L’immersion française connaît encore des difficultés en Alberta
Le programme d’immersion française du Nouveau-Brunswick a été mis à rude épreuve au cours des derniers mois, au point où son abolition progressive a été envisagée par cette province des Maritimes. Si la situation est moins inquiétante du côté de l’Alberta, l’enseignement du français dans les écoles d’immersion demeure pourtant un système imparfait…
IJL – RÉSEAU.PRESSE – LE FRANCO
Et ce n’est pas trop surprenant, explique Michael Tryon, puisque
«les défis en immersion sont généralisés à travers l’ensemble des programmes du pays».

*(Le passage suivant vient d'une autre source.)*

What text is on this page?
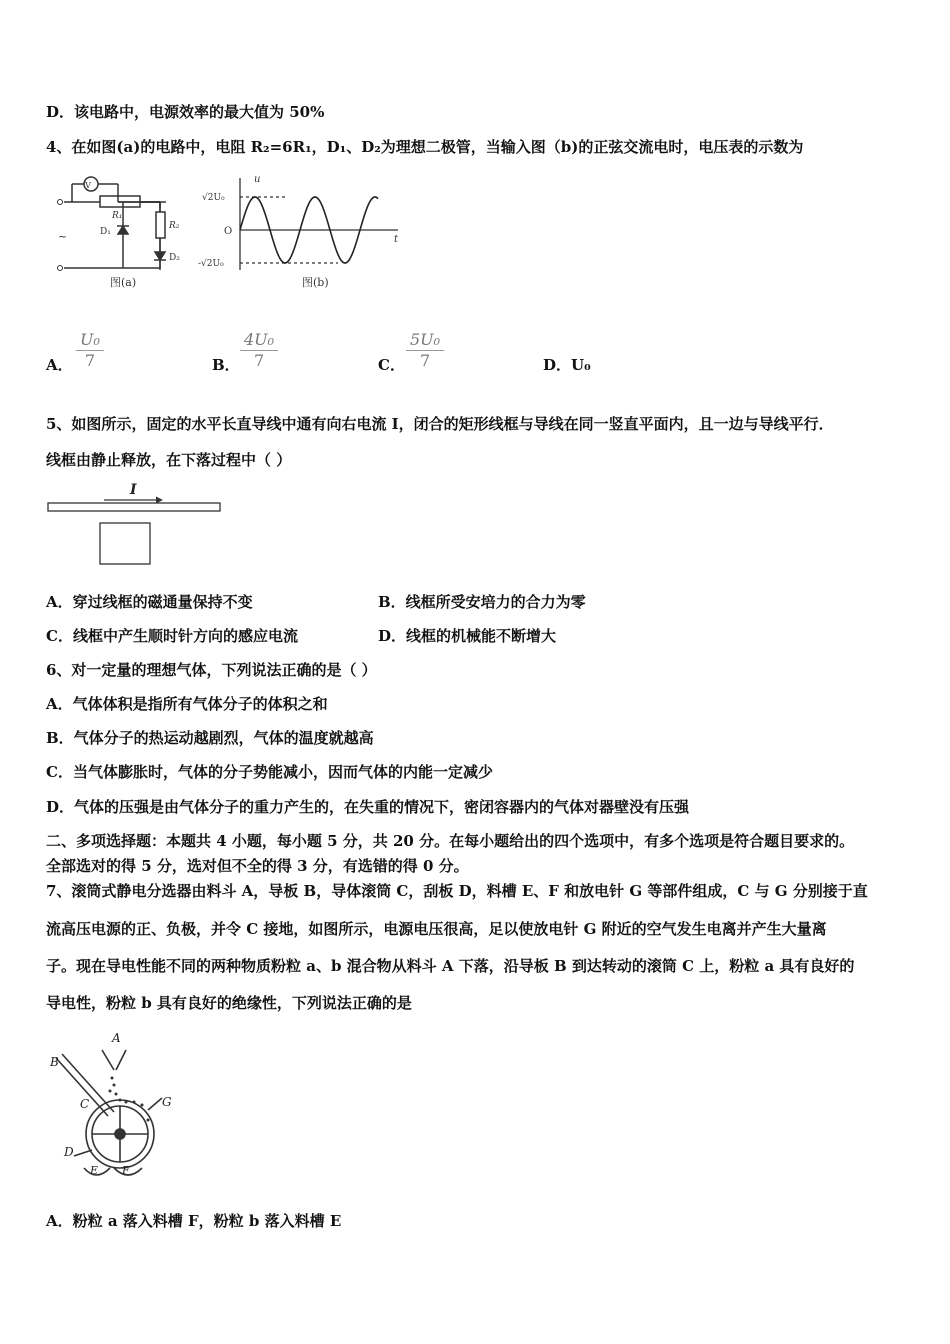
D．该电路中，电源效率的最大值为 50%
4、在如图(a)的电路中，电阻 R₂=6R₁，D₁、D₂为理想二极管，当输入图（b)的正弦交流电时，电压表的示数为
V
R₁
R₂
D₁
D₂
~
图(a)
u
t
O
√2U₀
-√2U₀
图(b)
A． $\frac{\text{U₀}}{7}$	B． $\frac{\text{4U₀}}{7}$	C． $\frac{\text{5U₀}}{7}$	D．U₀
5、如图所示，固定的水平长直导线中通有向右电流 I，闭合的矩形线框与导线在同一竖直平面内，且一边与导线平行．
线框由静止释放，在下落过程中（ ）
I
A．穿过线框的磁通量保持不变	B．线框所受安培力的合力为零
C．线框中产生顺时针方向的感应电流	D．线框的机械能不断增大
6、对一定量的理想气体，下列说法正确的是（ ）
A．气体体积是指所有气体分子的体积之和
B．气体分子的热运动越剧烈，气体的温度就越高
C．当气体膨胀时，气体的分子势能减小，因而气体的内能一定减少
D．气体的压强是由气体分子的重力产生的，在失重的情况下，密闭容器内的气体对器壁没有压强
二、多项选择题：本题共 4 小题，每小题 5 分，共 20 分。在每小题给出的四个选项中，有多个选项是符合题目要求的。
全部选对的得 5 分，选对但不全的得 3 分，有选错的得 0 分。
7、滚筒式静电分选器由料斗 A，导板 B，导体滚筒 C，刮板 D，料槽 E、F 和放电针 G 等部件组成，C 与 G 分别接于直
流高压电源的正、负极，并令 C 接地，如图所示，电源电压很高，足以使放电针 G 附近的空气发生电离并产生大量离
子。现在导电性能不同的两种物质粉粒 a、b 混合物从料斗 A 下落，沿导板 B 到达转动的滚筒 C 上，粉粒 a 具有良好的
导电性，粉粒 b 具有良好的绝缘性，下列说法正确的是
A
B
C
D
E F
G
A．粉粒 a 落入料槽 F，粉粒 b 落入料槽 E
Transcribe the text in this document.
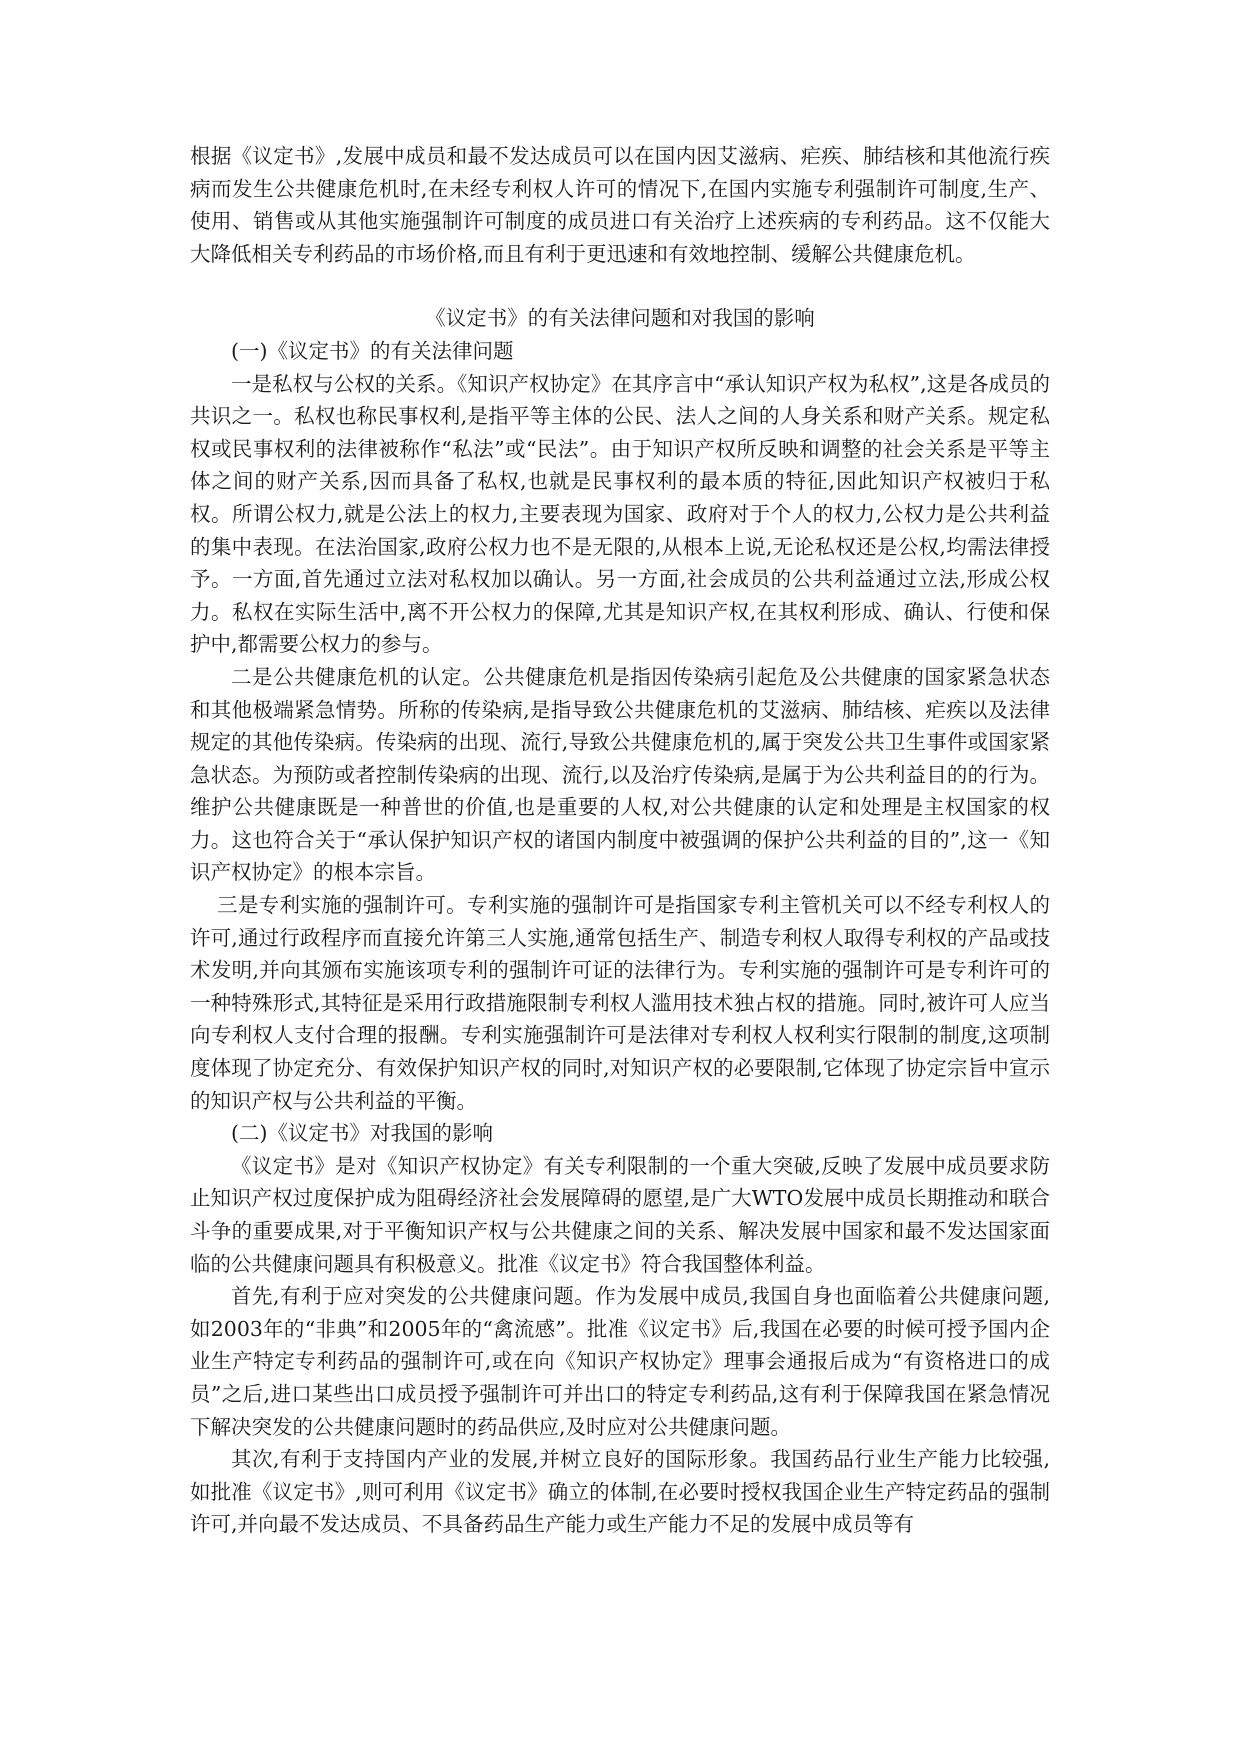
根据《议定书》,发展中成员和最不发达成员可以在国内因艾滋病、疟疾、肺结核和其他流行疾病而发生公共健康危机时,在未经专利权人许可的情况下,在国内实施专利强制许可制度,生产、使用、销售或从其他实施强制许可制度的成员进口有关治疗上述疾病的专利药品。这不仅能大大降低相关专利药品的市场价格,而且有利于更迅速和有效地控制、缓解公共健康危机。

《议定书》的有关法律问题和对我国的影响

(一)《议定书》的有关法律问题

一是私权与公权的关系。《知识产权协定》在其序言中“承认知识产权为私权”,这是各成员的共识之一。私权也称民事权利,是指平等主体的公民、法人之间的人身关系和财产关系。规定私权或民事权利的法律被称作“私法”或“民法”。由于知识产权所反映和调整的社会关系是平等主体之间的财产关系,因而具备了私权,也就是民事权利的最本质的特征,因此知识产权被归于私权。所谓公权力,就是公法上的权力,主要表现为国家、政府对于个人的权力,公权力是公共利益的集中表现。在法治国家,政府公权力也不是无限的,从根本上说,无论私权还是公权,均需法律授予。一方面,首先通过立法对私权加以确认。另一方面,社会成员的公共利益通过立法,形成公权力。私权在实际生活中,离不开公权力的保障,尤其是知识产权,在其权利形成、确认、行使和保护中,都需要公权力的参与。

二是公共健康危机的认定。公共健康危机是指因传染病引起危及公共健康的国家紧急状态和其他极端紧急情势。所称的传染病,是指导致公共健康危机的艾滋病、肺结核、疟疾以及法律规定的其他传染病。传染病的出现、流行,导致公共健康危机的,属于突发公共卫生事件或国家紧急状态。为预防或者控制传染病的出现、流行,以及治疗传染病,是属于为公共利益目的的行为。维护公共健康既是一种普世的价值,也是重要的人权,对公共健康的认定和处理是主权国家的权力。这也符合关于“承认保护知识产权的诸国内制度中被强调的保护公共利益的目的”,这一《知识产权协定》的根本宗旨。

三是专利实施的强制许可。专利实施的强制许可是指国家专利主管机关可以不经专利权人的许可,通过行政程序而直接允许第三人实施,通常包括生产、制造专利权人取得专利权的产品或技术发明,并向其颁布实施该项专利的强制许可证的法律行为。专利实施的强制许可是专利许可的一种特殊形式,其特征是采用行政措施限制专利权人滥用技术独占权的措施。同时,被许可人应当向专利权人支付合理的报酬。专利实施强制许可是法律对专利权人权利实行限制的制度,这项制度体现了协定充分、有效保护知识产权的同时,对知识产权的必要限制,它体现了协定宗旨中宣示的知识产权与公共利益的平衡。

(二)《议定书》对我国的影响

《议定书》是对《知识产权协定》有关专利限制的一个重大突破,反映了发展中成员要求防止知识产权过度保护成为阻碍经济社会发展障碍的愿望,是广大WTO发展中成员长期推动和联合斗争的重要成果,对于平衡知识产权与公共健康之间的关系、解决发展中国家和最不发达国家面临的公共健康问题具有积极意义。批准《议定书》符合我国整体利益。

首先,有利于应对突发的公共健康问题。作为发展中成员,我国自身也面临着公共健康问题,如2003年的“非典”和2005年的“禽流感”。批准《议定书》后,我国在必要的时候可授予国内企业生产特定专利药品的强制许可,或在向《知识产权协定》理事会通报后成为“有资格进口的成员”之后,进口某些出口成员授予强制许可并出口的特定专利药品,这有利于保障我国在紧急情况下解决突发的公共健康问题时的药品供应,及时应对公共健康问题。

其次,有利于支持国内产业的发展,并树立良好的国际形象。我国药品行业生产能力比较强,如批准《议定书》,则可利用《议定书》确立的体制,在必要时授权我国企业生产特定药品的强制许可,并向最不发达成员、不具备药品生产能力或生产能力不足的发展中成员等有
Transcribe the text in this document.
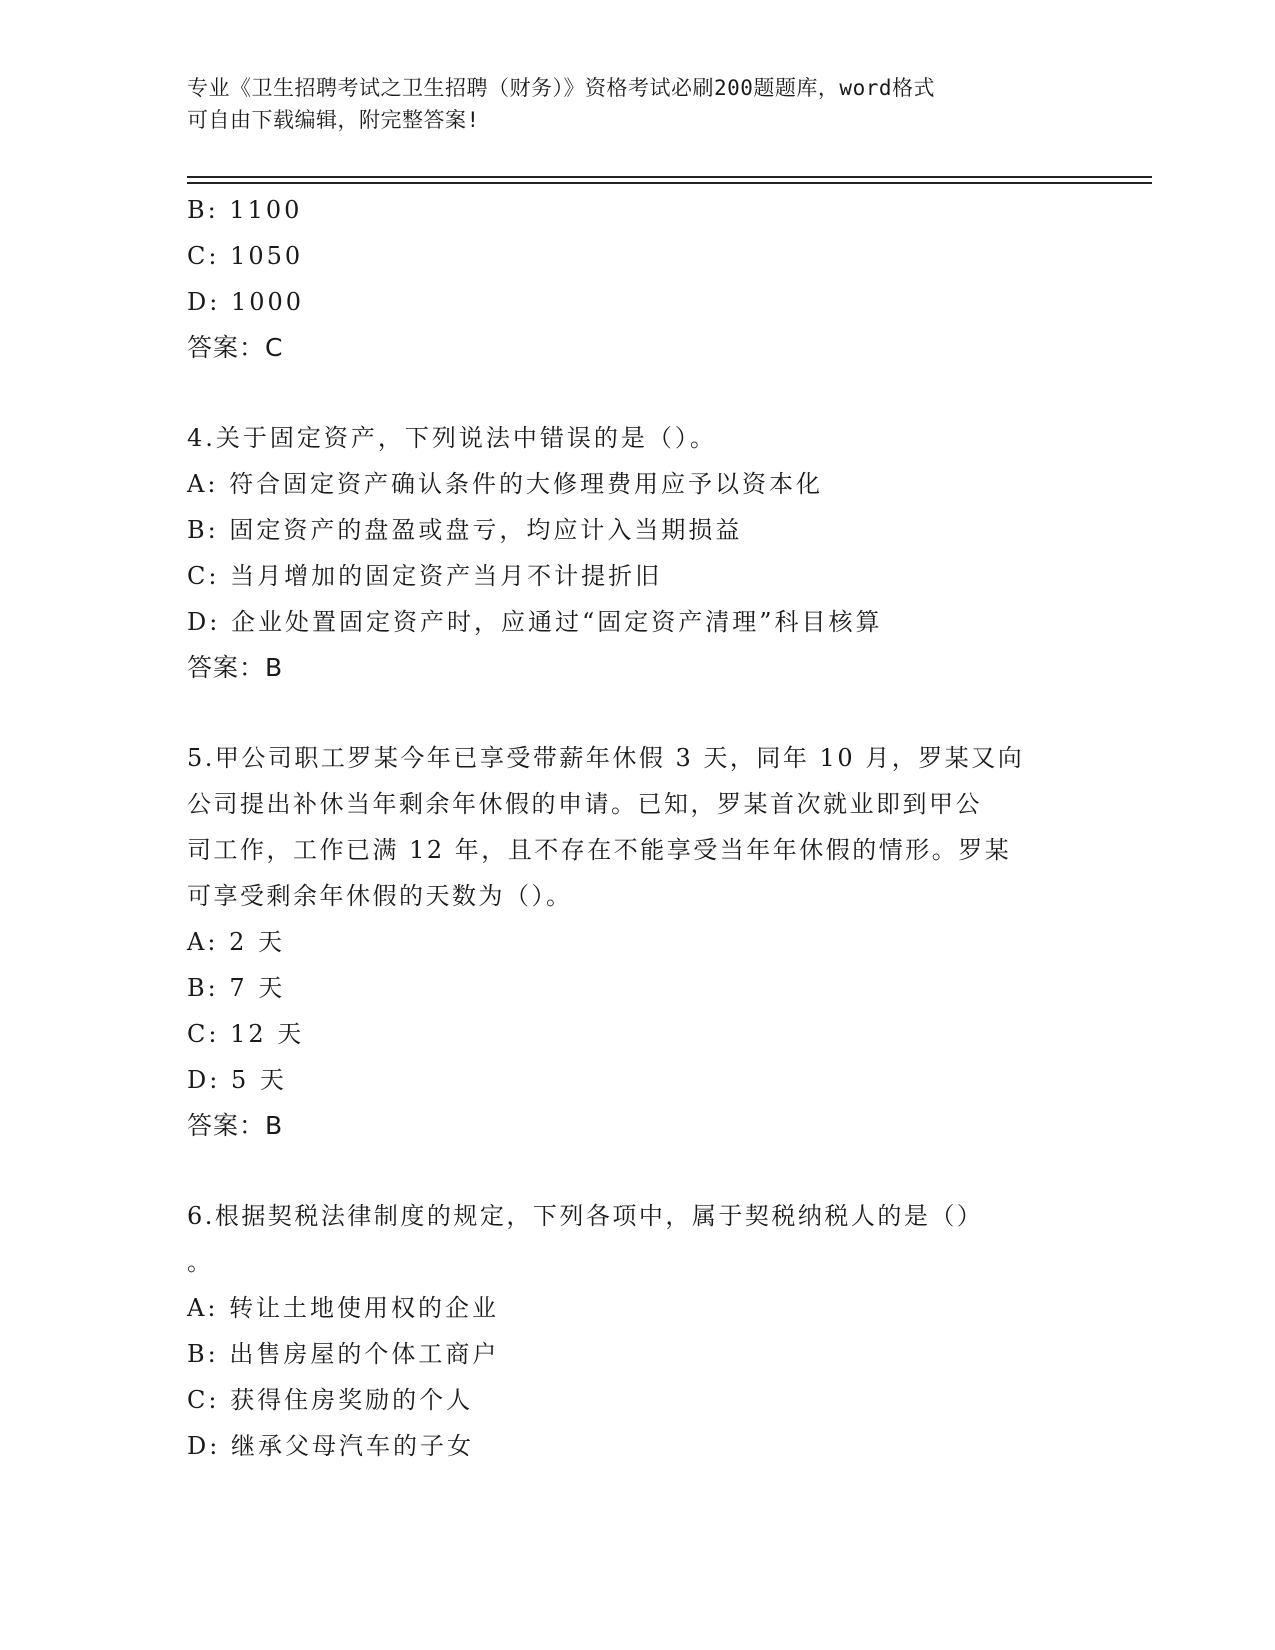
专业《卫生招聘考试之卫生招聘（财务）》资格考试必刷200题题库，word格式
可自由下载编辑，附完整答案!
B: 1100
C: 1050
D: 1000
答案：C
4.关于固定资产，下列说法中错误的是（）。
A: 符合固定资产确认条件的大修理费用应予以资本化
B: 固定资产的盘盈或盘亏，均应计入当期损益
C: 当月增加的固定资产当月不计提折旧
D: 企业处置固定资产时，应通过“固定资产清理”科目核算
答案：B
5.甲公司职工罗某今年已享受带薪年休假 3 天，同年 10 月，罗某又向
公司提出补休当年剩余年休假的申请。已知，罗某首次就业即到甲公
司工作，工作已满 12 年，且不存在不能享受当年年休假的情形。罗某
可享受剩余年休假的天数为（）。
A: 2 天
B: 7 天
C: 12 天
D: 5 天
答案：B
6.根据契税法律制度的规定，下列各项中，属于契税纳税人的是（）
。
A: 转让土地使用权的企业
B: 出售房屋的个体工商户
C: 获得住房奖励的个人
D: 继承父母汽车的子女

Le directeur général de la branche albertaine de Canadian Parents For French (CPF), un réseau national qui se voue à l’enseignement du français comme langue seconde, rappelle que des considérations «multifactorielles» sont à prendre en compte.
D’abord, l’idée même d’apprentissage en contexte d’immersion peut constituer un obstacle de taille. «Dans les écoles francophones, un enseignant se concentre seulement sur la matière qu’il donne. Mais dans le système d’immersion française, l’enseignant de maths de 12e année apprend à la fois le français et les mathématiques à ses élèves, appuie-t-il.
La langue et la matière sont toujours enseignées en même temps».
Cette réalité complexifie la tâche des enseignants, dit-il, mais aussi celle des élèves qui sont confrontés à de la matière «pas toujours facile» dans une langue qui ne leur est pas tout à fait familière. Ce sont peut-être ces défis d’apprentissages qui expliquent le désistement progressif des élèves en immersion au fur et à mesure que leur cursus scolaire avance.
C’est ce que croit Dyane Bernier qui a travaillé comme enseignante en immersion pendant quinze ans en Alberta. «Il y a des parents qui pensent sérieusement qu’en arrivant en 10e année, au high school, les élèves ne seront plus capables de comprendre les mathématiques ou la science si les cours sont donnés en français», partage-t-elle. Pour d’autres élèves, c’est le niveau d’engagement que nécessite l’immersion qui devient difficile à soutenir avec le temps.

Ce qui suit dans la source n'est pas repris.